Starting with a fixed $\omega\in A_{j_1}\cap\cdots\cap A_{j_m}$ where $1\leq j_1<\cdots<j_m\leq n$ together with $i\in\{1,\dots,n\}-\{j_1,\dots,j_m\}\implies \omega\notin A_i$ for a fixed $k$ take a look at the summation:$$\sum_{1\leq i_{1}<\cdots<i_{k}\leq n}\mathbf{1}_{A_{i_{1}}\cap\cdots\cap A_{i_{k}}}(\omega)$$

Every term equals $1$ or $0$ so the summation equals the number of terms that equal $1$.

Now note that the term $\mathbf{1}_{A_{i_{1}}\cap\cdots\cap A_{i_{k}}}(\omega)$ equals $1$ if and only if $\{i_1,\dots,i_k\}\subseteq\{j_1,\dots,j_m\}$.

So selections of $k$ elements in $\{j_1,\dots,j_m\}$ correspond with terms that equal $1$ and there are exactly $\binom{m}{k}$ of such selections.

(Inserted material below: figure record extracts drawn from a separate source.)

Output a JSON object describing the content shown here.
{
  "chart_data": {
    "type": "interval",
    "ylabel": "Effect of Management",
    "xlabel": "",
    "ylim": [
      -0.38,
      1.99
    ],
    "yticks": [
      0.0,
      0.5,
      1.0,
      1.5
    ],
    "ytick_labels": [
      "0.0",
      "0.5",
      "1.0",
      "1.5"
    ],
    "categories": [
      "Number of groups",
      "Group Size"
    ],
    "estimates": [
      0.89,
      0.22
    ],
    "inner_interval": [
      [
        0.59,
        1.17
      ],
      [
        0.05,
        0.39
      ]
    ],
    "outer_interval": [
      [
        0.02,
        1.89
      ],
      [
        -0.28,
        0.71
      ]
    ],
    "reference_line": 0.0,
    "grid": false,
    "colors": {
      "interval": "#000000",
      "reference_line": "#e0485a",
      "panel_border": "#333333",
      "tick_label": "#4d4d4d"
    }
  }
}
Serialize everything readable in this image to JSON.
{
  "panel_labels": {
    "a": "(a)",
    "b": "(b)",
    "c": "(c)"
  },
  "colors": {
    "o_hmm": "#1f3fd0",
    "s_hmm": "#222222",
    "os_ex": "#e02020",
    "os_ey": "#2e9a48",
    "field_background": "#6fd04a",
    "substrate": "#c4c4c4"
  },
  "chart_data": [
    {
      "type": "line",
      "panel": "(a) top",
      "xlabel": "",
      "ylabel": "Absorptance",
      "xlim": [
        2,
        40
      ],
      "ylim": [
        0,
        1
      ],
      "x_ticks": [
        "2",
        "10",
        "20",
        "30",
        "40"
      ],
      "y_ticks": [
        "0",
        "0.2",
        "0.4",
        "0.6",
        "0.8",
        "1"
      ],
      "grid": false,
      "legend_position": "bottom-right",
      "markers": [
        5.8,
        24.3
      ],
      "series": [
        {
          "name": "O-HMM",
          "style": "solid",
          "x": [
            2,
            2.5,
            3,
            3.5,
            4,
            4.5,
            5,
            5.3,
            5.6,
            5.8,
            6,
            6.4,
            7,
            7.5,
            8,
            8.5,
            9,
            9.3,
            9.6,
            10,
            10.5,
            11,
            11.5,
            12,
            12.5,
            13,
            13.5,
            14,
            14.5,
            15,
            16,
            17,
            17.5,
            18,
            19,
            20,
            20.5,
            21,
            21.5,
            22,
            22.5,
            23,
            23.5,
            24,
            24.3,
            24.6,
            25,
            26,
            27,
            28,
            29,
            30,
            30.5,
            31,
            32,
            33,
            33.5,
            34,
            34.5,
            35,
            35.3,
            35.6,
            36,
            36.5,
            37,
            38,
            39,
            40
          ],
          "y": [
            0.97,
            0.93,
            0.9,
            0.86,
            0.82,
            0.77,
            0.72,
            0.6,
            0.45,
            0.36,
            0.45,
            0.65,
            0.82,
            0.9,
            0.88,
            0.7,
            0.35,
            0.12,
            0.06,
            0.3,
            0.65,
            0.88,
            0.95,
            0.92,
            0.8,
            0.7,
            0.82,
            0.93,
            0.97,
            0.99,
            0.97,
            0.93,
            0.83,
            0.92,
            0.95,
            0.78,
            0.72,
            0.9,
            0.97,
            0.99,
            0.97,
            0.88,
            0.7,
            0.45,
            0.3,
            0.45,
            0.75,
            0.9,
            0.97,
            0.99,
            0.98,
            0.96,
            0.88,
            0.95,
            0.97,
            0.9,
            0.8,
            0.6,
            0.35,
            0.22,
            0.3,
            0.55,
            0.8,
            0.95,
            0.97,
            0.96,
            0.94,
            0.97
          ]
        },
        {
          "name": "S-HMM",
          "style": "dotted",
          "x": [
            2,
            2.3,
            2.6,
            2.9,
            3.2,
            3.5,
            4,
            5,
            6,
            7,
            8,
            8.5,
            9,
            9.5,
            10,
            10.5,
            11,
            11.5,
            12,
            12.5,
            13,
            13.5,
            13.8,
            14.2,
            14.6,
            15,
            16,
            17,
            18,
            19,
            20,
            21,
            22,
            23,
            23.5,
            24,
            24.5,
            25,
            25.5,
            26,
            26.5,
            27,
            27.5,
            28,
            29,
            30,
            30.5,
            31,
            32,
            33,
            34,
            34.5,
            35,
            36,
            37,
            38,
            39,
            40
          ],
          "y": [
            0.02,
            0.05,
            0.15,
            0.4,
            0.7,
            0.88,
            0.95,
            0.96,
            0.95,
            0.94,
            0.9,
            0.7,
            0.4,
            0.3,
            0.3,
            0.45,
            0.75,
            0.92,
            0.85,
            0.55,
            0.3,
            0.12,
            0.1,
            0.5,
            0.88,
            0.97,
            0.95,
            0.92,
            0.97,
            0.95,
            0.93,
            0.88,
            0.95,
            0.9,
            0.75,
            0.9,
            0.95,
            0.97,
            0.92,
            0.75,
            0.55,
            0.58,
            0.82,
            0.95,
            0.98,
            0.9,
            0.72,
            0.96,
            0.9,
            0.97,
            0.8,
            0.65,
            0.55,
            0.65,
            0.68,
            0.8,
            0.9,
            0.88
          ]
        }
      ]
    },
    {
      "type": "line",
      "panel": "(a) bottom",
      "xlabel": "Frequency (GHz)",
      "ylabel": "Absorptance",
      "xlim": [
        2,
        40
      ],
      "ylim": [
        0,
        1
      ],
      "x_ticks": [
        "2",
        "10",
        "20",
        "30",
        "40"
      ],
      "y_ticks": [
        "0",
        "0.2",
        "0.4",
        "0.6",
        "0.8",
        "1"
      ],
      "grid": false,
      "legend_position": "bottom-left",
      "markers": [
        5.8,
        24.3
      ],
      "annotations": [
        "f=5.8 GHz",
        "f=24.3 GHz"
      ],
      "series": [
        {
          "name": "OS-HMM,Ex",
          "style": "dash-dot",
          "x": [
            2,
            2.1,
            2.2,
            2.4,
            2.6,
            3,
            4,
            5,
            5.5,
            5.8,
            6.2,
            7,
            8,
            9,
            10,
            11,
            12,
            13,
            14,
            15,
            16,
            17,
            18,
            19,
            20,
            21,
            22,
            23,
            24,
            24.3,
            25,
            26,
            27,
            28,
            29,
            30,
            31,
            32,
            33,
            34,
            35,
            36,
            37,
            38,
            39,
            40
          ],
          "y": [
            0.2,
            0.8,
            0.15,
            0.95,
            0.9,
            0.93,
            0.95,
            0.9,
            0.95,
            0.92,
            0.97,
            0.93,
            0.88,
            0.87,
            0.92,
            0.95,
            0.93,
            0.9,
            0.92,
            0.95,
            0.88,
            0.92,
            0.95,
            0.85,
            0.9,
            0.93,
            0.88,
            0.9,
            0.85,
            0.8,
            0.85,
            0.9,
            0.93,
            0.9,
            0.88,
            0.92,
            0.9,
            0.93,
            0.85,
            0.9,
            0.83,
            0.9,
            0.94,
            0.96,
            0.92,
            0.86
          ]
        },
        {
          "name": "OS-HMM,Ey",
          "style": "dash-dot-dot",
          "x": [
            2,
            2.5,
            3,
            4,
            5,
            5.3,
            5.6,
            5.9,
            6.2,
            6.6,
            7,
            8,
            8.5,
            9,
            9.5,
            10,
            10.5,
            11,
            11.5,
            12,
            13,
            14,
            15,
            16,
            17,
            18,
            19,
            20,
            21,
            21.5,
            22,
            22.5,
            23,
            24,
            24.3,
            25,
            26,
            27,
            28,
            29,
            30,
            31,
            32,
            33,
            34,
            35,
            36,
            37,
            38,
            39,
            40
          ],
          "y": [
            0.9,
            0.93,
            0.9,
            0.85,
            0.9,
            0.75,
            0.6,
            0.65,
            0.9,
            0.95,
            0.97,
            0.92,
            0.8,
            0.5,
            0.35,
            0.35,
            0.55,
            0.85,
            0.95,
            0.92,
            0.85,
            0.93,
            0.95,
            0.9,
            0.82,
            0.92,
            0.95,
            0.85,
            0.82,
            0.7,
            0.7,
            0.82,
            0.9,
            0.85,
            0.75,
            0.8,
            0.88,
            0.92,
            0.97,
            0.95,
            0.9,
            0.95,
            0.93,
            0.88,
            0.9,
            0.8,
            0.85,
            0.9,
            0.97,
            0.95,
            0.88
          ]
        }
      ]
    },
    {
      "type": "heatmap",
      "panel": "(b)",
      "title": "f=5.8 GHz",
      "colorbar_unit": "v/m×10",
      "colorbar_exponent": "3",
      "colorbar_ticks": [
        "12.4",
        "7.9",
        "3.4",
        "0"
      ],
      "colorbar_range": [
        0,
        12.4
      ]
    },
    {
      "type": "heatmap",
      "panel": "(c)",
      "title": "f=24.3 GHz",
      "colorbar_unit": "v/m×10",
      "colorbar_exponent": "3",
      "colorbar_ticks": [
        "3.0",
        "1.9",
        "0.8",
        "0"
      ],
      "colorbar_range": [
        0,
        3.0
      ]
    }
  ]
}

" Also we did not introduce the concept of expectation yet.."

I am not going to give a college in order to introduce expectation, but I trust that within a short while you will be made familiar to that.

Actually for this only two things are important and are not too broad to mention:

  • If $B\in\mathcal A$ then the expectation of $\mathbf1_B$ exists with $\mathbb E\mathbf1_B=P(B)$
  • Linearity of expectation is applied on the RHS.

I hope things are more clear now.

Often the principle of inclusion/exclusion is taught without mentioning the underlying $(1)$. That is really a pity, and this is an effort to save you (and hopefully also others) from that.